Aber könnte es sein, dass vielleicht wirklich erst jetzt mit Coca-Cola Life zum ersten Mal ein Unternehmen diese Strategie eins zu eins, in reinster Form beim Namen, nämlich sein Produkt nach ihr benennt? Mir ist bisher jedenfalls kein anderes vergleichbares untergekommen (ich bin da allerdings auch sicher nicht der Bewandertste).

Im Grunde ist es aber doch höchst erstaunlich, dass die Werbeindustrie der Versuchung dieses neuen, womöglich letzten Registers so lange widerstehen konnte. (Weniger erstaunlich ist es freilich, dass nun gerade Coca-Cola den Anfang gemacht hat, das durch seine sensationell erfolgreichen Marketing-Strategien seit Jahrzehnten zu den bekanntesten Marken der Welt gehört.)

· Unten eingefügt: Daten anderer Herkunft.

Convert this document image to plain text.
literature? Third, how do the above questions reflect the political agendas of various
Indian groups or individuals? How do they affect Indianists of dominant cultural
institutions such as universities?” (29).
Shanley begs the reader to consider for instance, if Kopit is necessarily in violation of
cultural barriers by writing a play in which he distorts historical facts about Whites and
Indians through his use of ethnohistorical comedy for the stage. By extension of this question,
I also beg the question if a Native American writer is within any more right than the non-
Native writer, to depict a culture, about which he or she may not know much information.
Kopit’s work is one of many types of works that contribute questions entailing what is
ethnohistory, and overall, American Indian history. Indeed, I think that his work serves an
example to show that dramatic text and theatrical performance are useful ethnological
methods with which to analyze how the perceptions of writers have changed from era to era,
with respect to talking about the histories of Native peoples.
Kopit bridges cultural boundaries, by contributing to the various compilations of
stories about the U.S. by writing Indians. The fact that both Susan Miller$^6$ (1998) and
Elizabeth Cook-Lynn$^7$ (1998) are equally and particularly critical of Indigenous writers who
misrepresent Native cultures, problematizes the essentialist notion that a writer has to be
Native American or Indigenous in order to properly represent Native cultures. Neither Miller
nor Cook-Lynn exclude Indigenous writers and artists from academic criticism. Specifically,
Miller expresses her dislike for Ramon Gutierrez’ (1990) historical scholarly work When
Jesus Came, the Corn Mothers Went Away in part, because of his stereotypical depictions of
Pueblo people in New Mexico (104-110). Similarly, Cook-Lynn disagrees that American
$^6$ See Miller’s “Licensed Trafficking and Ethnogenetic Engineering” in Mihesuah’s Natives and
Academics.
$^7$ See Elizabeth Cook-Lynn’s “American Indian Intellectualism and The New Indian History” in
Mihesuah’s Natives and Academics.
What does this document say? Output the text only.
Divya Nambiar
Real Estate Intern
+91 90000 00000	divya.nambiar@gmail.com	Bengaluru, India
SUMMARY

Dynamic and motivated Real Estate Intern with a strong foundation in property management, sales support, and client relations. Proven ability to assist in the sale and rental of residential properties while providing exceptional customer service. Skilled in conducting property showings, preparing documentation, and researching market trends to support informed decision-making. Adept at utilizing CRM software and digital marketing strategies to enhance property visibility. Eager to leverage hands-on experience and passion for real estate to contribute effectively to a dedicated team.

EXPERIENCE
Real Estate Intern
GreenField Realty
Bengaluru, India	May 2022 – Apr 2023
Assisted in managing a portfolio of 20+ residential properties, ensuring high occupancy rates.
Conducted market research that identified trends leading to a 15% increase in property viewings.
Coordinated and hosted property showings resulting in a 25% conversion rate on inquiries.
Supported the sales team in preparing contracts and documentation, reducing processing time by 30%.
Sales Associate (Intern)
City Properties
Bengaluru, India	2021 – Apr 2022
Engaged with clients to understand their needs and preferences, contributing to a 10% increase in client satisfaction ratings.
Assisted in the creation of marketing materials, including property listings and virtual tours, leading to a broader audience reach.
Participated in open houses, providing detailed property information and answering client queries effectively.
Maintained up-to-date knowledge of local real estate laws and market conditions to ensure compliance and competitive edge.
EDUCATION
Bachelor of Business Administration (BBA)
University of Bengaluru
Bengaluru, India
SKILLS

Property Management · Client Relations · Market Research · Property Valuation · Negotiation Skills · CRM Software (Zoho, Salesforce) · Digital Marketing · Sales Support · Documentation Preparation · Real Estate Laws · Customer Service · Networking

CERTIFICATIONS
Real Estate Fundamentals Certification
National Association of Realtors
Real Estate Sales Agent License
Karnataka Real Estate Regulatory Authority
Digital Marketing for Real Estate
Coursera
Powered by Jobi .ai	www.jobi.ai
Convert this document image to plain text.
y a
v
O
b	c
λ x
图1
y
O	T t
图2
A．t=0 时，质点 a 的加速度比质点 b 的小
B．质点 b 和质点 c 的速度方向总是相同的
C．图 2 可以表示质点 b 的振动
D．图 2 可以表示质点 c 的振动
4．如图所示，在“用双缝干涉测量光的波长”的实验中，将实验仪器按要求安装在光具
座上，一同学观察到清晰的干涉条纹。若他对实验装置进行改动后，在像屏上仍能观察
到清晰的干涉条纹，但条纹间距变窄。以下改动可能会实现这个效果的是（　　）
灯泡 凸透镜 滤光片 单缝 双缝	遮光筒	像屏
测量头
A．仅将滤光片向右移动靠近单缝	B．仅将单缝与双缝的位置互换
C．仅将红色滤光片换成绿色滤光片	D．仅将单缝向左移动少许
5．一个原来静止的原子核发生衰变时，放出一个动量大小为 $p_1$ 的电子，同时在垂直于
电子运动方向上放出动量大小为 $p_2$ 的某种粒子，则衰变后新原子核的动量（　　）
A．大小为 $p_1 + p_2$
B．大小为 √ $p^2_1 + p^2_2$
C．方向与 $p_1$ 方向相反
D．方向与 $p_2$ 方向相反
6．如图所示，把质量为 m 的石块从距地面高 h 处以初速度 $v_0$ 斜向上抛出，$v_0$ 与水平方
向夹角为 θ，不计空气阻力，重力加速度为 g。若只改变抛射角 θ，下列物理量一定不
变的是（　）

Doch vielleicht ist dieses nun endlich vollständig ausverkaufte Leben ja auch ein Menetekel, ein Zeichen des Untergangs dieser Art des Illusions-Marketings überhaupt. Weil ihm nun zu guter Letzt einfach nichts mehr einfällt, was es uns noch mit gutem oder schlechtem Gewissen versprechen könnte. Und wenn die Werbung nun endlich wirklich nichts anderes mehr zu versprechen hat, kann sie uns also nur noch das ganze nackte Leben selbst versprechen. Und könnte dabei noch einmal grandios siegen, weil sie uns zuletzt die größte Gefühlshülse von allen hinhält. Sie wird danach aber wohl – und hoffentlich – noch grandioser scheitern müssen, weil diese letzte Hülse zugleich hohler ist als alle anderen, und mindestens so leer wie all die Millionen und Milliarden bisher von ihr getrunkenen Flaschen.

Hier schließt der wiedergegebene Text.